Brain Injury Increases Stroke Risk Tenfold

Traumatic brain injury patients at significantly higher stroke risk

(RxWiki News) Suffering a traumatic brain injury is bad enough. Unfortunately, in the months and years to follow, such patients remain at a significantly increased risk of stroke.

The risk of having a stroke within three months following a traumatic brain injury is multiplied by ten.

"Know the symptoms of a stroke if you've had TBI."

Herng-Ching Lin, senior study author and professor at the school of health care administration within the college of medicine at Taipei Medical University in Taiwan, said a traumatic brain injury could trigger either a hemorrhagic stroke, that occurs when blood vessels burst in the brain, or an ischemic stroke, that happens when an artery in the brain is blocked.

This is the first research that has shown a connection between traumatic brain injury and stroke. In the United States, about one for every 53 people suffer a traumatic brain injury each year.

Researchers used records from a national Taiwanese database to examine the risk of stroke in traumatic brain injury patients over a five-year period. Records included 23,199 adult traumatic brain injury patients who received care between 2001 and 2003. The control group included 69,597 patients who did not suffer traumatic brain injury. The average age of patients was 42, and 54 percent of patients were men.

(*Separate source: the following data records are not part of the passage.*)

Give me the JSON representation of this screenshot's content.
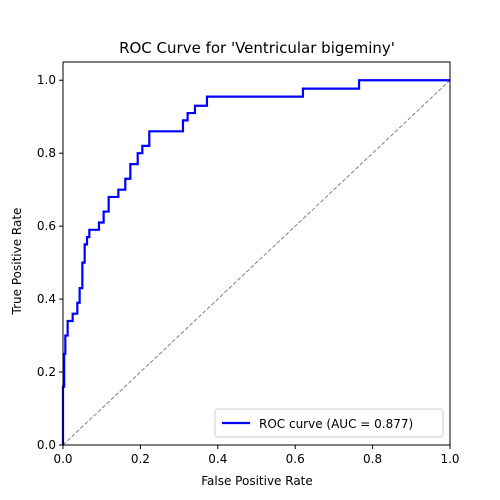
{
  "chart_data": {
    "type": "line",
    "title": "ROC Curve for 'Ventricular bigeminy'",
    "xlabel": "False Positive Rate",
    "ylabel": "True Positive Rate",
    "xlim": [
      0.0,
      1.0
    ],
    "ylim": [
      0.0,
      1.05
    ],
    "x_ticks": [
      0.0,
      0.2,
      0.4,
      0.6,
      0.8,
      1.0
    ],
    "y_ticks": [
      0.0,
      0.2,
      0.4,
      0.6,
      0.8,
      1.0
    ],
    "x_tick_labels": [
      "0.0",
      "0.2",
      "0.4",
      "0.6",
      "0.8",
      "1.0"
    ],
    "y_tick_labels": [
      "0.0",
      "0.2",
      "0.4",
      "0.6",
      "0.8",
      "1.0"
    ],
    "grid": false,
    "legend_position": "lower right",
    "series": [
      {
        "name": "ROC curve (AUC = 0.877)",
        "color": "#0000ff",
        "style": "solid",
        "x": [
          0.0,
          0.0,
          0.003,
          0.003,
          0.006,
          0.006,
          0.012,
          0.012,
          0.025,
          0.025,
          0.037,
          0.037,
          0.043,
          0.043,
          0.05,
          0.05,
          0.056,
          0.056,
          0.062,
          0.062,
          0.068,
          0.068,
          0.093,
          0.093,
          0.105,
          0.105,
          0.118,
          0.118,
          0.143,
          0.143,
          0.161,
          0.161,
          0.174,
          0.174,
          0.193,
          0.193,
          0.205,
          0.205,
          0.223,
          0.223,
          0.248,
          0.248,
          0.31,
          0.31,
          0.322,
          0.322,
          0.341,
          0.341,
          0.372,
          0.372,
          0.62,
          0.62,
          0.765,
          0.765,
          1.0
        ],
        "y": [
          0.0,
          0.16,
          0.16,
          0.25,
          0.25,
          0.3,
          0.3,
          0.34,
          0.34,
          0.36,
          0.36,
          0.39,
          0.39,
          0.43,
          0.43,
          0.5,
          0.5,
          0.55,
          0.55,
          0.57,
          0.57,
          0.59,
          0.59,
          0.61,
          0.61,
          0.64,
          0.64,
          0.68,
          0.68,
          0.7,
          0.7,
          0.73,
          0.73,
          0.77,
          0.77,
          0.8,
          0.8,
          0.82,
          0.82,
          0.86,
          0.86,
          0.86,
          0.86,
          0.89,
          0.89,
          0.91,
          0.91,
          0.93,
          0.93,
          0.955,
          0.955,
          0.977,
          0.977,
          1.0,
          1.0
        ]
      },
      {
        "name": "",
        "color": "#808080",
        "style": "dashed",
        "x": [
          0.0,
          1.0
        ],
        "y": [
          0.0,
          1.0
        ]
      }
    ]
  }
}
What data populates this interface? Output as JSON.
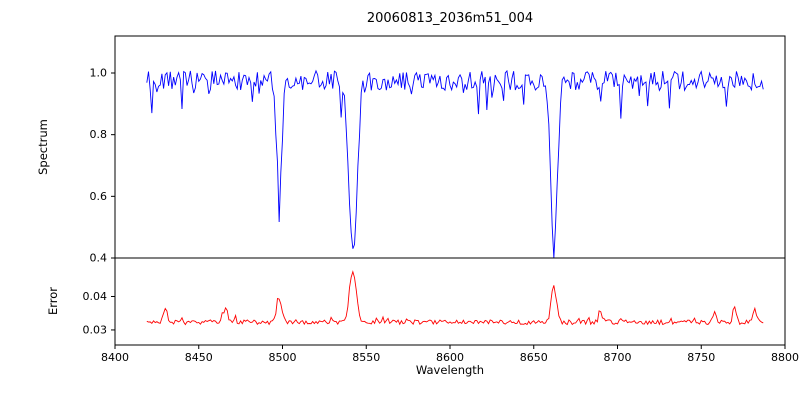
{
  "figure": {
    "background": "#ffffff",
    "axis_color": "#000000"
  },
  "chart_data": {
    "type": "line",
    "title": "20060813_2036m51_004",
    "xlabel": "Wavelength",
    "xlim": [
      8400,
      8800
    ],
    "xticks": [
      8400,
      8450,
      8500,
      8550,
      8600,
      8650,
      8700,
      8750,
      8800
    ],
    "xtick_labels": [
      "8400",
      "8450",
      "8500",
      "8550",
      "8600",
      "8650",
      "8700",
      "8750",
      "8800"
    ],
    "grid": false,
    "legend": "none",
    "subplots": [
      {
        "name": "spectrum",
        "ylabel": "Spectrum",
        "line_color": "#0000ff",
        "ylim": [
          0.4,
          1.12
        ],
        "yticks": [
          0.4,
          0.6,
          0.8,
          1.0
        ],
        "ytick_labels": [
          "0.4",
          "0.6",
          "0.8",
          "1.0"
        ],
        "x_data_range": [
          8419,
          8787
        ],
        "sample_step": 1,
        "baseline": 0.975,
        "noise_amplitude": 0.032,
        "spike_probability": 0.1,
        "spike_max_extra": 0.11,
        "spike_direction": -1,
        "noise_seed": 20060813,
        "absorption_features": [
          {
            "center": 8498.0,
            "amplitude": -0.35,
            "sigma": 1.6
          },
          {
            "center": 8542.1,
            "amplitude": -0.55,
            "sigma": 2.4
          },
          {
            "center": 8662.1,
            "amplitude": -0.54,
            "sigma": 2.0
          }
        ]
      },
      {
        "name": "error",
        "ylabel": "Error",
        "line_color": "#ff0000",
        "ylim": [
          0.0255,
          0.0515
        ],
        "yticks": [
          0.03,
          0.04
        ],
        "ytick_labels": [
          "0.03",
          "0.04"
        ],
        "x_data_range": [
          8419,
          8787
        ],
        "sample_step": 1,
        "baseline": 0.0323,
        "noise_amplitude": 0.0007,
        "spike_probability": 0.08,
        "spike_max_extra": 0.0018,
        "spike_direction": 1,
        "noise_seed": 2036,
        "absorption_features": [
          {
            "center": 8430,
            "amplitude": 0.004,
            "sigma": 1.2
          },
          {
            "center": 8466,
            "amplitude": 0.0045,
            "sigma": 1.2
          },
          {
            "center": 8498,
            "amplitude": 0.0075,
            "sigma": 1.5
          },
          {
            "center": 8542,
            "amplitude": 0.0155,
            "sigma": 2.0
          },
          {
            "center": 8662,
            "amplitude": 0.0105,
            "sigma": 1.6
          },
          {
            "center": 8690,
            "amplitude": 0.003,
            "sigma": 1.0
          },
          {
            "center": 8758,
            "amplitude": 0.0035,
            "sigma": 1.0
          },
          {
            "center": 8770,
            "amplitude": 0.0045,
            "sigma": 1.0
          },
          {
            "center": 8782,
            "amplitude": 0.004,
            "sigma": 1.0
          }
        ]
      }
    ]
  }
}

During the first three months after injury, 2.9 percent of traumatic brain injury patients had a stroke versus 0.3 percent of those without the injury, a tenfold difference. Investigators found that the stroke risk gradually decreases over time.

After one year, the risk of stroke is about 4.6 times higher for those who suffered a traumatic brain injury, and at five years the risk drops to 2.3 times greater.

Incredibly, patients with traumatic brain injury who also experienced a skull fracture were 20 times more likely to have a stroke during the first three months following the injury. That risk also decreased over time.

Investigators also observed that the risk of subarachnoid hemorrhage, defined as bleeding in the area between the brain and the thin tissues that cover the brain, and intracerebral hemorrhage, which is bleeding in the brain caused by the rupture of a blood vessel, increased significantly in patients with traumatic brain injury.

Traumatic brain injury patients also were more likely to have hypertension, diabetes, coronary heart disease, atrial fibrillation and heart failure.

The study was published in Stroke: Journal of the American Heart Association.